Studies on relationship between methylenetetrahydrofolate reductase gene (MTHFR) gene A1298C polymorphism with the risk of ischemic as well as hemorrhagic stroke have shown discordant results. Present meta-analysis was aimed to clarify the relationship between MTHFR gene A1298C polymorphism with risk of stroke. A comprehensive literature search for all published articles was performed in electronic database including PubMed, EMbase, Cochrane Library, Trip Databases, Worldwide Science, CINAHL, and Google Scholar up to 31st December 2019. Pooled odds ratio (ORs) with 95% confidence interval (CIs) under dominant, recessive, and allelic models was calculated. Sensitivity analysis was also performed to detect the heterogeneity. In our meta-analysis, a total of 20 studies with 19 case control studies involving 2871 ischemic stroke (IS) cases and 3984 controls and 3 studies with 201 hemorrhagic stroke cases and 1349 controls were included. Our findings suggest that there was a significant relationship between MTHFR gene A1298C gene polymorphism with risk of ischemic stroke (dominant model: OR = 1.32, 95% CI = 1.06–1.66, recessive model: OR = 1.45, 95% CI = 1.06–1.99 and allelic model: OR = 1.35, 95% CI = 1.00–1.84, respectively). However, no significant relationship between MTHFR gene A1298C gene polymorphism with the risk of hemorrhagic stroke. Findings of this meta-analysis concludes that MTHFR gene A1298 C polymorphism could be capable of increasing stroke susceptibility in Asian, but not in Caucasian population.
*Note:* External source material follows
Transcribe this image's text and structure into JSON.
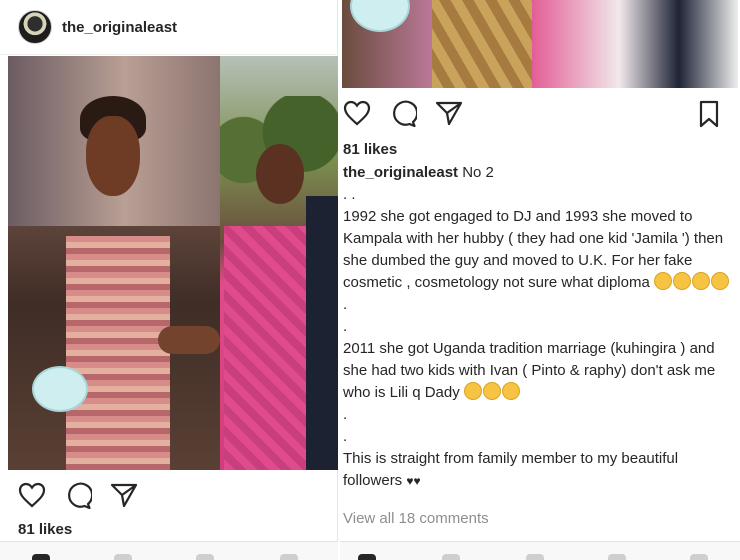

Genotyping of MTHFR gene A1298C polymorphism may be used as a predictor for the occurrence of ischemic stroke.

摘要

亚甲基四氢叶酸还原酶基因 (MTHFR) 基因 A1298C 多态性与缺血性和出血性中风风险之间关系的研究显示出不一致的结果。本荟萃分析旨在阐明 MTHFR 基因 A1298C 多态性与卒中风险之间的关系。截至 2019 年 12 月 31 日，在包括 PubMed、EMbase、Cochrane Library、Trip Databases、Worldwide Science、CINAHL 和 Google Scholar 在内的电子数据库中对所有已发表文章进行了全面的文献检索。汇总优势比 (OR) 具有 95% 的置信区间（计算显性、隐性和等位基因模型下的 CIs)。还进行了敏感性分析以检测异质性。在我们的荟萃分析中，共纳入 20 项研究和 19 项病例对照研究，涉及 2871 例缺血性卒中 (IS) 病例和 3984 例对照，3 项研究包括 201 例出血性卒中病例和 1349 例对照。我们的研究结果表明，MTHFR 基因 A1298C 基因多态性与缺血性卒中风险之间存在显着相关性（显性模型：OR = 1.32，95% CI = 1.06-1.66，隐性模型：OR = 1.45，95% CI = 1.06-1.99和等位基因模型：OR = 1.35，95% CI = 1.00–1.84，分别）。但MTHFR基因A1298C基因多态性与出血性脑卒中风险无显着相关性。该荟萃分析的结果得出结论，MTHFR 基因 A1298 C 多态性可能能够增加亚洲人的中风易感性，但不能增加白种人人群的中风易感性。